Het was natuurlijk niet nieuw voor me toen ik vorig seizoen in Nieuwkuijk Nederlands kampioen werd, want ook in 2012 werd ik al een keertje nationaal kampioen. En ik kan je zeggen dat zo’n Nederlandse titel toch best wel wat verandert in je leven. Als nationaal kampioen val je meer op en zo’n titel geeft vooral veel erkenning. Gelukkig voel ik door de trui geen extra druk, want het is niet zo dat ik al nerveus wordt van enkel naar de trui te kijken. Het is dan ook meer een eer dan een last om de trui te dragen. En ik vind het ook een heel mooie trui. Wat wel verandert is dat ik nu meer aanvragen krijg om her en der aan de start te verschijnen en dan moet je nee durven zeggen.

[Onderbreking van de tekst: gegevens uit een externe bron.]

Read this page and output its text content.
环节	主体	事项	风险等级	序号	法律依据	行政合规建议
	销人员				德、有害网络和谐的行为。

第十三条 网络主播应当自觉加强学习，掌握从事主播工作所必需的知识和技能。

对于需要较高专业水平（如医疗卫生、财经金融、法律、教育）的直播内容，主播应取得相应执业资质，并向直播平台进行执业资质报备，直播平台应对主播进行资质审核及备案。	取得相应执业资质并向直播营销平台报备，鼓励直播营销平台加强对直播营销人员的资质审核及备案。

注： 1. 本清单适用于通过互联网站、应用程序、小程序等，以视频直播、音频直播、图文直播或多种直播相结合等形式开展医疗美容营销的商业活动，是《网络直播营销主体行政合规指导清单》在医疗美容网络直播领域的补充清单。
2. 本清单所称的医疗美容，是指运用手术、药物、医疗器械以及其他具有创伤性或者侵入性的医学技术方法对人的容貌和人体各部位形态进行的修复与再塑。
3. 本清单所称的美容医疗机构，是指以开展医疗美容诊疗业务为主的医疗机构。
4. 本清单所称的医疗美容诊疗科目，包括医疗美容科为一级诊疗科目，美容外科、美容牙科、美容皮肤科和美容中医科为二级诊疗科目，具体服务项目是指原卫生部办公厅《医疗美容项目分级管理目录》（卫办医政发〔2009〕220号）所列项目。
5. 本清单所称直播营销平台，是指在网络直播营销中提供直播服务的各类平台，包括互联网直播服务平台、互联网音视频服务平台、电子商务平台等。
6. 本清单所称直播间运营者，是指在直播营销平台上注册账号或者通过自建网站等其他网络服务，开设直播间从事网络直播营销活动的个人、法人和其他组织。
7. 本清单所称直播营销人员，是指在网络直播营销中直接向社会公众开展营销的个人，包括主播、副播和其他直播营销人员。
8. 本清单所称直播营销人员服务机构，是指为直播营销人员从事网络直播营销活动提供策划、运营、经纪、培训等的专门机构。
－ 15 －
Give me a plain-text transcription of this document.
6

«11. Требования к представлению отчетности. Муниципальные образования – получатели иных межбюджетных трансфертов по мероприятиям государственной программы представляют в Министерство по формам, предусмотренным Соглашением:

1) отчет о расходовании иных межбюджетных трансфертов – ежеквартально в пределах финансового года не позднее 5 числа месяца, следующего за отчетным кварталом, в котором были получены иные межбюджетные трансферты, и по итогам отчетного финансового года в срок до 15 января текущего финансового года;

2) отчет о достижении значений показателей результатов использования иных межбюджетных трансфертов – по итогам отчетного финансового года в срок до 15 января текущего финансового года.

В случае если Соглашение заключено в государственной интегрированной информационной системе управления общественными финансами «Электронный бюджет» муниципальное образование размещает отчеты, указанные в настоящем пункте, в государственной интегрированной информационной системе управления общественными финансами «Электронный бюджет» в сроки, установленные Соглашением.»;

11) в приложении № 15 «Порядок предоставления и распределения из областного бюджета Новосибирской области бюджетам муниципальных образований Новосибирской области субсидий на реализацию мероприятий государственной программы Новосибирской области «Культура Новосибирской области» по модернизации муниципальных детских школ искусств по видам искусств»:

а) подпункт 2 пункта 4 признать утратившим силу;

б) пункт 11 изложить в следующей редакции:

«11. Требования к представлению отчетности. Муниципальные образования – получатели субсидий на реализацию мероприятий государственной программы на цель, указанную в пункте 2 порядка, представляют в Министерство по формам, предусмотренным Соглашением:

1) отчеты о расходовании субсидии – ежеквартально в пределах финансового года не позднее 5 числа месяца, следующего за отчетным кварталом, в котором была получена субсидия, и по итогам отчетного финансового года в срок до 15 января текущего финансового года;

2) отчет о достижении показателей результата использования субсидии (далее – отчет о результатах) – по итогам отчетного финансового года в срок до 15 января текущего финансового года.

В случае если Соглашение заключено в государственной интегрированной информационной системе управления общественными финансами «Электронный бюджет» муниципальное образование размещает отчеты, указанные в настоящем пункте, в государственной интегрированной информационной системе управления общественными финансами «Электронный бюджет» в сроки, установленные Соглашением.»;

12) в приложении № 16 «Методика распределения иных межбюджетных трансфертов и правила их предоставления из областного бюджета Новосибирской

De eerste keer dat ik kampioen werd, in 2012 in Steenwijk, was dit nog best een verrassing voor me. Ook in 2016 had ik niet meteen verwacht om kampioen te worden, al had ik me er specifiek op voorbereid. De Nederlandse rondjes zijn meestal snel en dus opteer ik in de voorbereiding meestal voor enkele wegkoersen. Vorig jaar liet ik er zelfs bewust de wereldbeker in Lenzerheide voor schieten omdat je in een wegwedstrijd toch weer enkele tandjes groter kan rijden. Ook de omloop van dit jaar, in Landgraaf, moet me wel liggen. Landgraaf is dan weer wel een atypisch Nederlands parkoers waarin wat meer geklommen moet worden en wat meer pure mountainbike porties zitten.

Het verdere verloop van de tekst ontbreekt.